Software giant SAP has released November 2021 Security Patch Day that includes seven new separate security advisories and patches, two of those were updates to previously released patches.
The SAP updates include one ‘Hot News Notes’ for a Critical vulnerability:
- CVE-2021-40501: Missing Authorization check in ABAP Platform Kernel (CVSS score of 9.6).
This issue affects SAP ABAP Platform Kernel, Versions 7.77, 7.81, 7.85, and 7.86.
ABAP is a high-level programming language created by SAP for programming the SAP NetWeaver Application Server.
According to Onapsis, CVE-2021-40501 could result in an escalation of privileges for an authenticated business user.
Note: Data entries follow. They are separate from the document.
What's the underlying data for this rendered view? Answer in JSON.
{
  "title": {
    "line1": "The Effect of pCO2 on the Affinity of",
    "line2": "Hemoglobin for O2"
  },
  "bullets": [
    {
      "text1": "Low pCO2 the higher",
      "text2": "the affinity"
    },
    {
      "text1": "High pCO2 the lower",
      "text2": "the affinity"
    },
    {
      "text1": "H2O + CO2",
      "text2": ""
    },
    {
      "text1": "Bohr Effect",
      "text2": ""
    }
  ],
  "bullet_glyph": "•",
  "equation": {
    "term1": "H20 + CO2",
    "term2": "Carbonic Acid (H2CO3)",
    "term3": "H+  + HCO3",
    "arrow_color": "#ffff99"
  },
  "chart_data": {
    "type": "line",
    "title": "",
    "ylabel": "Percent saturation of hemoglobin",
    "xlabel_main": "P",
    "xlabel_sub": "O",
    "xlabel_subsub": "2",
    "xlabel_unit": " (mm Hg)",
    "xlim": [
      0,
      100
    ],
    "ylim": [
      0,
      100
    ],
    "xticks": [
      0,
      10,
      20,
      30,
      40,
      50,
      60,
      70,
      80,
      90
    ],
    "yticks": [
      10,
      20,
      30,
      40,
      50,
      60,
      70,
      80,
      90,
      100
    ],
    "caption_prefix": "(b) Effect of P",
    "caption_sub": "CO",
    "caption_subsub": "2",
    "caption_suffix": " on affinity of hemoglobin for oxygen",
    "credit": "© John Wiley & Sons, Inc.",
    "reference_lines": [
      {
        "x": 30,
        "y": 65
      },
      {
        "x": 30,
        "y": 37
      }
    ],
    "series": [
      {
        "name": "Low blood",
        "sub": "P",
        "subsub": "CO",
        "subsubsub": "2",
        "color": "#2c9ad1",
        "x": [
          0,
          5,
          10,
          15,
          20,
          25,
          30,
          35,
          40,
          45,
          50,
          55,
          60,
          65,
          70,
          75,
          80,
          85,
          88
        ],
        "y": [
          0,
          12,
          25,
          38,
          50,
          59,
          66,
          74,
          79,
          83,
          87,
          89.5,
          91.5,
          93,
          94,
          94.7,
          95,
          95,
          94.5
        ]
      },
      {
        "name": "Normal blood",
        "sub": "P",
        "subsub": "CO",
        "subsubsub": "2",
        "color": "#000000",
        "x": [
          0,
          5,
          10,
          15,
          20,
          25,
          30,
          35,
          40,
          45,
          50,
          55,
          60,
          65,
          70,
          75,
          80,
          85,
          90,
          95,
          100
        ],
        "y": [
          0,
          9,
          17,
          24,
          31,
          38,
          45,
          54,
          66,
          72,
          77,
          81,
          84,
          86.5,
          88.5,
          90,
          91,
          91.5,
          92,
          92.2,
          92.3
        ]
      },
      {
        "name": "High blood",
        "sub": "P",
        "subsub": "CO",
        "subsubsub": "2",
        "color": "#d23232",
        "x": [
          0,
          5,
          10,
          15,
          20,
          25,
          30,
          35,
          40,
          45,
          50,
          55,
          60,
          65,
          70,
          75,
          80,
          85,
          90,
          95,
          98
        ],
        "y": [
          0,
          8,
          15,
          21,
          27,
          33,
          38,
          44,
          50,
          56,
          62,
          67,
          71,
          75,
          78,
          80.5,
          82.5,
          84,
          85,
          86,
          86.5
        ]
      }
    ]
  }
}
“The vulnerability affects trusted connections to other systems via RFC and HTTP communication, allowing the user to execute application-specific logic in other systems,” Onapsis stated.
SAP also fixed two High severity vulnerabilities:
- CVE-2021-40502: Missing Authorization check in SAP Commerce.
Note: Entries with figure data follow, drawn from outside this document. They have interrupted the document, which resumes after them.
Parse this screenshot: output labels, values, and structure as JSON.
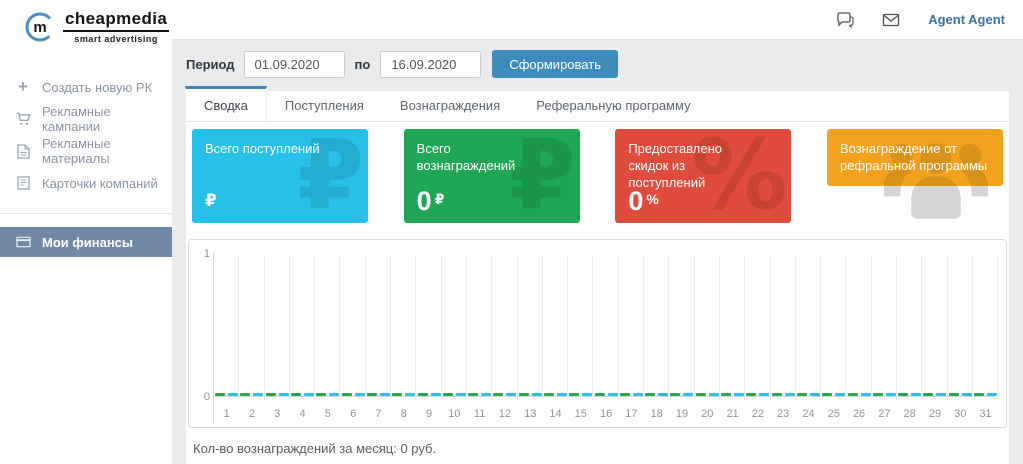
{
  "header": {
    "logo": {
      "initial": "m",
      "brand": "cheapmedia",
      "tagline": "smart advertising"
    },
    "icons": [
      "chat-icon",
      "mail-icon"
    ],
    "user": "Agent Agent"
  },
  "sidebar": {
    "items": [
      {
        "label": "Создать новую РК",
        "icon": "plus-icon",
        "active": false
      },
      {
        "label": "Рекламные кампании",
        "icon": "cart-icon",
        "active": false
      },
      {
        "label": "Рекламные материалы",
        "icon": "document-icon",
        "active": false
      },
      {
        "label": "Карточки компаний",
        "icon": "company-card-icon",
        "active": false
      },
      {
        "label": "Мои финансы",
        "icon": "credit-card-icon",
        "active": true
      }
    ]
  },
  "filters": {
    "period_label": "Период",
    "date_from": "01.09.2020",
    "to_label": "по",
    "date_to": "16.09.2020",
    "submit_label": "Сформировать"
  },
  "tabs": [
    {
      "label": "Сводка",
      "active": true
    },
    {
      "label": "Поступления",
      "active": false
    },
    {
      "label": "Вознаграждения",
      "active": false
    },
    {
      "label": "Реферальную программу",
      "active": false
    }
  ],
  "cards": [
    {
      "title": "Всего поступлений",
      "value": "",
      "unit": "₽",
      "color": "#27c0e7",
      "watermark": "₽"
    },
    {
      "title": "Всего вознаграждений",
      "value": "0",
      "unit": "₽",
      "color": "#1fa656",
      "watermark": "₽"
    },
    {
      "title": "Предоставлено скидок из поступлений",
      "value": "0",
      "unit": "%",
      "color": "#df4b3c",
      "watermark": "%"
    },
    {
      "title": "Вознаграждение от рефральной программы",
      "value": "",
      "unit": "",
      "color": "#f1a21e",
      "watermark": "people-icon"
    }
  ],
  "chart_data": {
    "type": "bar",
    "title": "",
    "categories": [
      "1",
      "2",
      "3",
      "4",
      "5",
      "6",
      "7",
      "8",
      "9",
      "10",
      "11",
      "12",
      "13",
      "14",
      "15",
      "16",
      "17",
      "18",
      "19",
      "20",
      "21",
      "22",
      "23",
      "24",
      "25",
      "26",
      "27",
      "28",
      "29",
      "30",
      "31"
    ],
    "series": [
      {
        "name": "series-green",
        "color": "#2aa64b",
        "values": [
          0,
          0,
          0,
          0,
          0,
          0,
          0,
          0,
          0,
          0,
          0,
          0,
          0,
          0,
          0,
          0,
          0,
          0,
          0,
          0,
          0,
          0,
          0,
          0,
          0,
          0,
          0,
          0,
          0,
          0,
          0
        ]
      },
      {
        "name": "series-cyan",
        "color": "#2ac0e8",
        "values": [
          0,
          0,
          0,
          0,
          0,
          0,
          0,
          0,
          0,
          0,
          0,
          0,
          0,
          0,
          0,
          0,
          0,
          0,
          0,
          0,
          0,
          0,
          0,
          0,
          0,
          0,
          0,
          0,
          0,
          0,
          0
        ]
      }
    ],
    "xlabel": "",
    "ylabel": "",
    "ylim": [
      0,
      1
    ],
    "yticks": [
      "1",
      "0"
    ],
    "grid": "vertical",
    "legend": "none"
  },
  "footer_note": "Кол-во вознаграждений за месяц: 0 руб.",
  "colors": {
    "accent_blue": "#3d8bbc",
    "active_sidebar": "#7289a6",
    "page_background": "#e9ebed",
    "user_link": "#3a70a8"
  }
}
- CVE-2020-6369: Hard-coded Credentials in CA Introscope Enterprise Manager (Affected products: SAP Solution Manager and SAP Focused (update from previous October 2021 release).
Moreover, SAP also addressed four Medium severity vulnerabilities, one of those was a re-release of a September 2021 patch.
Previous SAP cyberattacks
Readers may recall recent warnings by Onapsis of cyberattacks against vulnerable SAP systems earlier this year.
One of those exploited vulnerabilities dubbed RECON (CVE-2020-6287) was previously patched in July 2020 and affected SAP NetWeaver AS for Java component, which missed an authentication check. As a result, hackers could create administrative users and change configurations on affected SAP systems.